What makes me angrier is that amazing things were happening to me and instead of enjoying them I would be so anxious I couldn't notice anything around me. As I said, my job has me traveling a lot, most of the times to far away places which never in a million years thought I would be able to visit and I was stupid enough to let the anxiety get the best of me. I would be walking around Tokyo, Sydney, Honk Kong and exotic places in Asia with tears in my eyes because I would be thinking, this is definitely the last time I will be able to see this because I will die soon.
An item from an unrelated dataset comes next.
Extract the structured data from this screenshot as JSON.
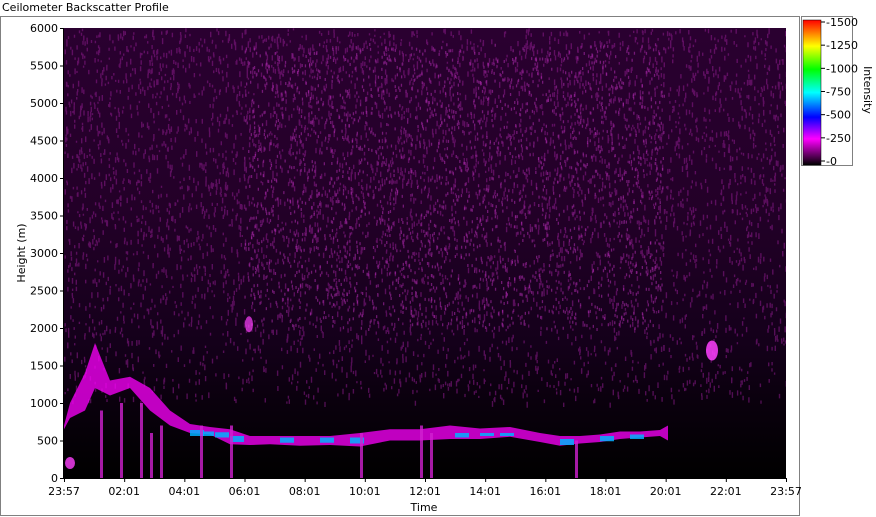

Now I look back and see everything that I missed and I think to myself, How could I be so stupid not to enjoy it?

I don't want the same thing happening to anyone. If you (like I did) are visiting this forum because you're worried, or anxious or even convinced you have ALS stop! Because every post will connect the dots in your head and even if you don't have a particular symptom you will soon start showing it because the brain is sooo powerful once you are forcing it to believe you're sick that it will make it happen. I couldn't believe this but now I am convinced it's true.

So, go to your doctor, ask for an EMG if necessary but don't stop living because of your anxiety! It's always better to be sure wether you have it or you don't.

THANKS

I want to thank all the kind people in this forum who are always willing to ease everyone's minds while they're going through the diagnosis even if it clearly isn't ALS. Thank you for your time and patience. ALS is a terrible disease and you keep the spirits high in this support group. Special thanks to WendyWooG, ♥ lgelb and ♥ Atsugi.

I will be making a donation within my capabilities to the ALS foundation in my country to support all the people going through this disease.
 
Hi, Mickey, thanks for updating your story. We are glad we could help and that you are not affected by ALS. It's always good to reinforce the truth that "clinical weakness" -- being flat-out unable to do something that everyone else can do -- is the hallmark of motor neuron disease.

Thank you also for your donation, and bon voyage with the health that you are indeed fortunate to have.